When news of the Dos de Mayo Uprising in Spain reached Porto on 6 June 1808, the Spanish General Belesta, then commander of the garrison of 6,000 Spanish troops, arrested the French governor, General of Division Quesnel, together with his 75-man escort and, after proclaiming the independence of Portugal, marched his Division, together with his prisoners, back north to Galicia to join the Spanish forces fighting the French in Spain.

Although the neighbouring towns and districts had already risen against the French, between the 9th and 12 June, it would not be until the 18th, when the false report that a French column was drawing near Oporto so angered the population that they threw the Portuguese military governor, Oliveira da Costa, and many other people, into prison and set up a Supreme Junta of the Kingdom, with the Bishop of Oporto, Castro, at its head, the other local juntas of Northern Portugal uniting in recognizing his authority.

Under Castro's auspices, the Supreme Junta started putting together an army by reconstructing some of the old regular battalions that had been dismissed by the French, and within seven weeks had raised 5,000 properly equipped men in regular corps. They also brought together a militia of some 12,000 to 15,000 peasants, armed with pikes and scythes.

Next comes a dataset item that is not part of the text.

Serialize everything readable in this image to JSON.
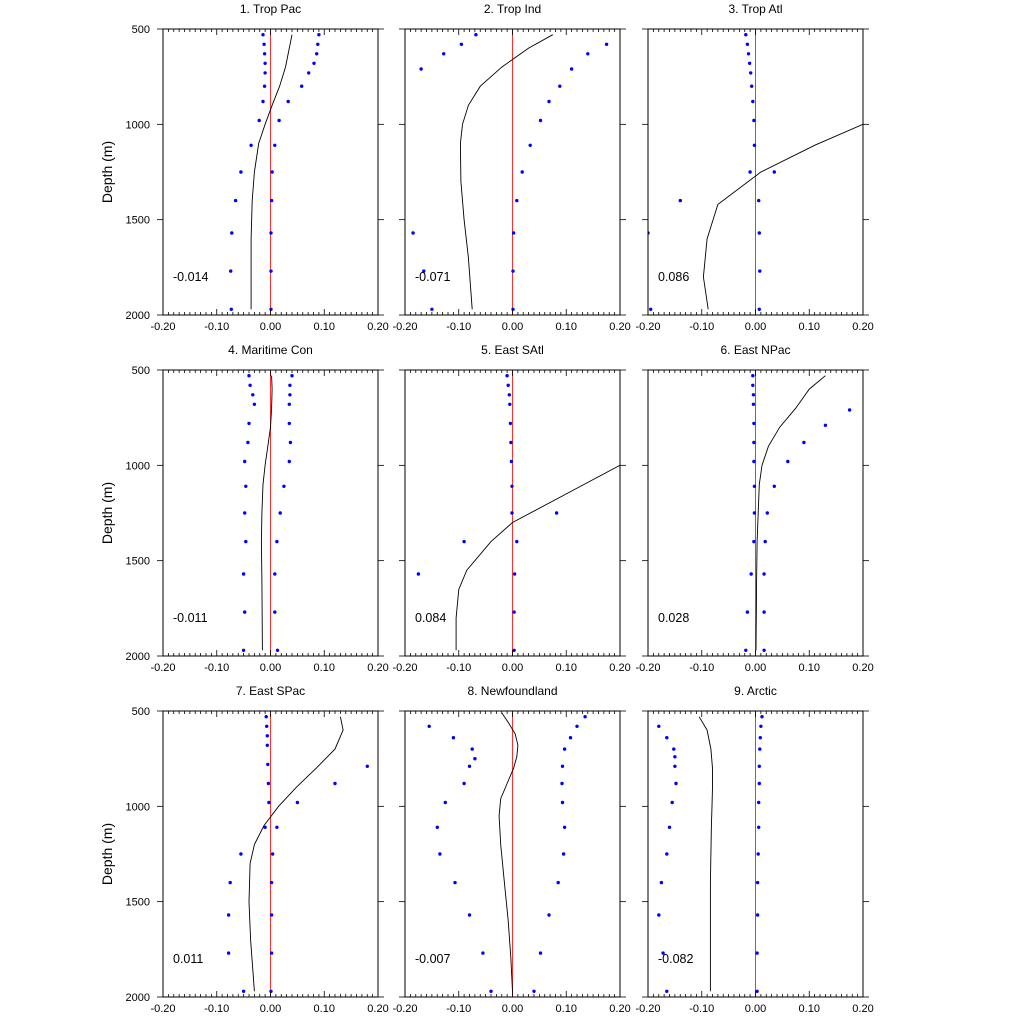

When Wellesley landed at Porto to interview the Bishop and the Supreme Junta, they had only been able to arm 5,000 infantry and 300 cavalry, under the command of Bernardim Freire de Andrade at Coimbra, and 1,500 men more for the garrison at Porto.

The regular troops raised at Porto would, the following August, see action at the battles of Roliça and Vimeiro as part of the troops under General Arthur Wellesley (who later became the Duke of Wellington).

Although the bishop was advised on military matters by the two envoys sent him by the British government, Friedrich von der Decken and Baron Eben, he chose to ignore their advice as well as that of the Portuguese generals in his district.

At Wellesley's insistence, the Bishop would later be included among the members of Portugal's re-constituted Council of Regency.

It was the Bishop's letter of protest to British officials against the terms of the Convention of Cintra, by which Junot's French troops were allowed to abandon Portugal, that first alerted the British public to what was considered outrageous terms, and by the time Dalrymple's dispatch of 3 September, containing the official communication of the terms reached Britain, it was already being condemned, with both Byron and Wordsworth later lamenting it, and which would eventually lead King George III to set up a Court of Inquiry, in November 1808.